On Tuesday night, no one thought to celebrate its achievement. Here, most think the Russians will not be satisfied by the humiliating blow dealt to Georgian President Mikhail Saakashvili. No one in Tbilisi was certain on Tuesday night that the worst was behind this relatively small country that dared irritate the Russian bear.

Opposite the parliament building stands a megalomaniacal building of arches illuminated by bright lights and decorated with flags covered in red crosses, in front of which masses stood quietly for many hours listening to speeches. Their faces glum, no one dared to criticize, and the scary silence that permeated the air was interrupted only by the repetitive calls of "long live Georgia" and "we will fight for our freedom."

It was not a smooth landing for the nearly empty El Al plane sent to evacuate the hundreds of Jews and Israelis who crowded together at the airport - and not just because of the old and rough runway. Only El Al dared land in the deserted airport of this capital Tuesday. The captain had even suggested Ankara or Baku as alternate landing spots, in case the plane could not descend in Tbilisi.

In truth, more than anything I had hoped the captain would turn around and retrace his route and return in the same way he came. Who wants to land in a city that, just two days before, had been bombed by the Russians as a sign of what was to come? As the plane lowered, a Georgian shepherd raised his eyes skyward, amazed by the miracle: a plane full of passengers in Tbilisi's skies, as if the Russians never existed.

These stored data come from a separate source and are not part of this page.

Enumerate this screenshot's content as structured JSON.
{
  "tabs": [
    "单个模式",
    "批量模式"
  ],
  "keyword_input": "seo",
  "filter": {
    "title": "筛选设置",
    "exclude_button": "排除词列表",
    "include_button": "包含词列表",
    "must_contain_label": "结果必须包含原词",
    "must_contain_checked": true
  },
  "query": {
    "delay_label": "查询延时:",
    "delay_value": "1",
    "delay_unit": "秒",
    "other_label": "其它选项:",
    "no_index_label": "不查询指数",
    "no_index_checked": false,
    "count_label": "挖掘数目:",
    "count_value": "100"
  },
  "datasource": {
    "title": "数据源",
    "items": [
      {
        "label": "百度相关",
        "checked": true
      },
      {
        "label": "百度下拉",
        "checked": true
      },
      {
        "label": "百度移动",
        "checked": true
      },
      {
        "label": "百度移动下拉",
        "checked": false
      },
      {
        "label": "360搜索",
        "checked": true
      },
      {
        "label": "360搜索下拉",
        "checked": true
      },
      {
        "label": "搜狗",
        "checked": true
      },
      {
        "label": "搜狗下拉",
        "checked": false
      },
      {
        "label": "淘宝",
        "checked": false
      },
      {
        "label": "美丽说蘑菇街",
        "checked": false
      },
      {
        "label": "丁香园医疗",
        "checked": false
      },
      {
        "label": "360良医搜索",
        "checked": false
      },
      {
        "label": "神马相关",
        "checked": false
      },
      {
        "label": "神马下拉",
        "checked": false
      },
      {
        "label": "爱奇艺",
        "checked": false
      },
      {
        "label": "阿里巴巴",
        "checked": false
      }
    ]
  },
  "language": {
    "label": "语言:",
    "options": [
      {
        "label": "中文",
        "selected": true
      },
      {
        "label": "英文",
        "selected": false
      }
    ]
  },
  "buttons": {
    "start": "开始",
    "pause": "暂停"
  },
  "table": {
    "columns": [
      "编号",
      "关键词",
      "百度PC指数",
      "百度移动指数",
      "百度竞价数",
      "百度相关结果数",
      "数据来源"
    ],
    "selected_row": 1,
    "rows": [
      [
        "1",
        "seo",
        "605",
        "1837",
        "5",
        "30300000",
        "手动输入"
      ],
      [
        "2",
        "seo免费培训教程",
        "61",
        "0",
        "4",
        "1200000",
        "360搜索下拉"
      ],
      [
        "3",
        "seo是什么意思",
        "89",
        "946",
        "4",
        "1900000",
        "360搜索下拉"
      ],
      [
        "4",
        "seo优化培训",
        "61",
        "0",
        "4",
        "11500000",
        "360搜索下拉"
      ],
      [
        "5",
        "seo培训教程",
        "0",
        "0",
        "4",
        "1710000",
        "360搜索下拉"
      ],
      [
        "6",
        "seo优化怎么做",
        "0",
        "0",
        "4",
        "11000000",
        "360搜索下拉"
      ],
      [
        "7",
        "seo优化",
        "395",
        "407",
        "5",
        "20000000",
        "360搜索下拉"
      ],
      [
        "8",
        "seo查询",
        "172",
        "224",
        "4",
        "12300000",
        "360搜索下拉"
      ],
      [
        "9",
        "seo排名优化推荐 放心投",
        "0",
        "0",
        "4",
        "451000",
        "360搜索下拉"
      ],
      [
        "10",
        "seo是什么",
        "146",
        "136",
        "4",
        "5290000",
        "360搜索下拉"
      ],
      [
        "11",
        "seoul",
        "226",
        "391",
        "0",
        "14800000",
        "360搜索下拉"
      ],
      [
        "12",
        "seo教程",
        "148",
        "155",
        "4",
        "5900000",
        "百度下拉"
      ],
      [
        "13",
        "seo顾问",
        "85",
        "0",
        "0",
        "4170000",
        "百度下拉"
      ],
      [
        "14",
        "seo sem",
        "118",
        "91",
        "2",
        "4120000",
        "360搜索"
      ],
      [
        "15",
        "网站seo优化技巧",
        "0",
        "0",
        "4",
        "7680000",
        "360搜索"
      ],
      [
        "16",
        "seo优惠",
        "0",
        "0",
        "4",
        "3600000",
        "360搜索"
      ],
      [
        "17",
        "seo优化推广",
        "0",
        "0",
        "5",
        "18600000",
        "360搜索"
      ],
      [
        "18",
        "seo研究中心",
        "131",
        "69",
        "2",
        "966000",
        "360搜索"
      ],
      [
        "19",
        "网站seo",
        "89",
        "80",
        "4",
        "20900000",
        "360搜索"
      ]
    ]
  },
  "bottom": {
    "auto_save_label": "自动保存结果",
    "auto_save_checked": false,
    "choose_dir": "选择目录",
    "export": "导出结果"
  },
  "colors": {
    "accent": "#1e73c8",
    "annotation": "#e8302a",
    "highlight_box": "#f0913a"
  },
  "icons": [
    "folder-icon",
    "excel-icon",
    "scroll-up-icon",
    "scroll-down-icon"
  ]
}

At the airport, a legendary quality of Israel and the Jewish world revealed itself: Dozens of staff members from El Al, the Israeli embassy, the Jewish Agency and the organization Nativ worked to do everything possible to get hundreds of waiting people onto the two planes that landed here Tuesday. All this, done opposite other airlines' shuttered counters. Israel is here, as is the Jewish world.

"Welcome to Georgia," greeted the cell phone company. "Enjoy your stay." I have not experienced such strange feelings since I landed in besieged Sarajevo in 1993. The first news we heard disembarking the plane was about injured Israeli journalist Zadok Yehezkeli.

The current feeling in the city is one of vast national unity. Even if there are those who criticize Saakashvili's hasty and dangerous steps, everyone is now united against the fire-breathing Russians. "Wanted for war crimes and crimes against humanity," read a poster with Russian Prime Minister Vladimir Putin's picture handed out at the rally.

Opposite the parliament stood the throngs, nearly the entire city, some wrapped in the national flag. Flags of the United States, France and the European Union, the great hopes that disappointed, waved above the speakers' stage. Nevertheless, hope pierced through for a moment, when it was announced that French President Nicolas Sarkozy is on his way to the city and that two International Red Cross planes carrying humanitarian aid had just landed.

"Welcome, it's good that you came," whispered a young smiling Georgian woman. "You will not be able to destroy Georgia," shouted a parliament member, one of the speakers on stage who raised doubts about whether he believed his own words. "We will fight in the name of our ancient history," called a Georgian spiritual leader who spoke afterward. "Long live the free and complete Georgia," he shouted. But some of the crowd that night seemed skeptical about whether their country would remain complete and sovereign as they had hoped, and as it had been not so long ago.